A person’s perceived competence may not be their actual competency level which may result in pupils undertaking tasks that are too advanced for their skill level. Similarly the perceived risk may not be the actual risk associated with a certain task and therefore pupils may undertake the task not fully appreciating the risks involved, which may result in misadventure or a dangerous circumstance.
OAA is often undertaken in environments and climates that could potentially be dangerous. It is therefore essential to understand the dangers that this curriculum area may pose and ensure that appropriate planning and risk assessments have been conducted along with being equipped to deal with unforeseen circumstances.
As with any area of activity within the national curriculum there is a need for organisation in order to achieve the learning objectives effectively, as well and maintaining a positive learning environment avoiding tedium and boredom, as well as ensuring the health and safety of the pupils at all times. People often associate OAA activities are dangerous due to the nature of the activities, and therefore are apprehensive to participate or teach them.
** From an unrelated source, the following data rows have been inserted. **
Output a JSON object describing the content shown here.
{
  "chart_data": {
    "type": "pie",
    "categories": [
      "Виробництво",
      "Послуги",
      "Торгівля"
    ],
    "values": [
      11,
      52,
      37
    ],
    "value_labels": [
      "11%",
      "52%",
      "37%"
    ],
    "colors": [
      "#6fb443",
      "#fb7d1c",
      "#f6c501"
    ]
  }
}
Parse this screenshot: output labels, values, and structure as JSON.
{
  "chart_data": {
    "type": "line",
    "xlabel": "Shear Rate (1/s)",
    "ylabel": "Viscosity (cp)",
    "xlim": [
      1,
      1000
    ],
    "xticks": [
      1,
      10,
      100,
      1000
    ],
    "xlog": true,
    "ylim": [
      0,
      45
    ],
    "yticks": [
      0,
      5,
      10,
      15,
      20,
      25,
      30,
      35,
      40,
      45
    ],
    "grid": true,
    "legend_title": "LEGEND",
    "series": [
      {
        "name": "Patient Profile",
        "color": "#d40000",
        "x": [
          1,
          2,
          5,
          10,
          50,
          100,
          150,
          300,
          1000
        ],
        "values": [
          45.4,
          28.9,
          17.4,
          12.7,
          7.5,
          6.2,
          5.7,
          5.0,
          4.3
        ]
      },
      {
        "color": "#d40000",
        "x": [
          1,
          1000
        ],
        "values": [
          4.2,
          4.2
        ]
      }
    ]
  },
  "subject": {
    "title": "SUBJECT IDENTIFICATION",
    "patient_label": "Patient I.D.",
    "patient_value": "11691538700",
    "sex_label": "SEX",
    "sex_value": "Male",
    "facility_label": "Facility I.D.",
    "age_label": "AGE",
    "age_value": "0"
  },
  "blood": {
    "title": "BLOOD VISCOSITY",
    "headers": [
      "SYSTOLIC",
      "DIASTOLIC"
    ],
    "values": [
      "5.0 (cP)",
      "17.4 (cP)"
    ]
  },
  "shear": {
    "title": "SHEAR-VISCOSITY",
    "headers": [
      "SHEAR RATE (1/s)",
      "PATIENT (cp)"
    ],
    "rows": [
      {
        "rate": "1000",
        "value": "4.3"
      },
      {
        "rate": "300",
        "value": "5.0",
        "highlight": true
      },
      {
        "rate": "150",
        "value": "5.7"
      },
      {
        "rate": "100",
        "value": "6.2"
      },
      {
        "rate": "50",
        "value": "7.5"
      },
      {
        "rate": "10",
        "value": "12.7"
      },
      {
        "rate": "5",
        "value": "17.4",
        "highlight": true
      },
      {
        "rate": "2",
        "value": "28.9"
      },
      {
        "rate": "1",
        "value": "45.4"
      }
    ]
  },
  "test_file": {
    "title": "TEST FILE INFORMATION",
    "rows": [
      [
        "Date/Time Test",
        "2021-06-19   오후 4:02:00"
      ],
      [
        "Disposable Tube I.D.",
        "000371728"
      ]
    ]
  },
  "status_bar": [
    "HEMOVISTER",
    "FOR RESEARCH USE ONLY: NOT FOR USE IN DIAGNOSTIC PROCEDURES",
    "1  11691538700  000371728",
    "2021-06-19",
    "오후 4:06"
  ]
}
This view however is incorrect when the risk involved in an activity is managed and organised correctly.
Examples of different organisational factors which may have to be considered before and during an activity could include, the team or group size, the ability amongst the teams, the equipment available (this could be used to differentiate between groups making the activity either harder or easier), and the terrain or environment which the activity is taking place within.
Urban adventure, problem solving and wider areas within outdoor adventurous activities can contribute in the delivery of an holistic education rich with a wide variety of learning encounters. Even if you are not on the doorstep of a national park there is adventure to be had in and beyond your school setting.
“The purpose of life is to live it, to taste experience to the utmost, to reach out eagerly and without fear for newer and richer experience.” Eleanor Roosevelt.
Cale, L. and Harris, J. (2005). Getting the Buggers Fit. Continuum International Publishing Group Ltd. London.
Kraft, R. (1990). Experiential Learning. In Miles, J. and Priest, S. (eds). Adventure Education. Venture Publishing Inc. U.S.A.
Miles, J. and Priest, S. (1990). Adventure Education. Venture Publishing Inc. U.S.A.
Moore, G. (1990). Adventure Activities for School Children. . In Miles, J. and Priest, S. (eds). Adventure Education. Venture Publishing Inc. U.S.A.
Quinn, B. (1990). The Essence Of Adventure. In Miles, J. and Priest, S. (eds). Adventure Education. Venture Publishing Inc. U.S.A.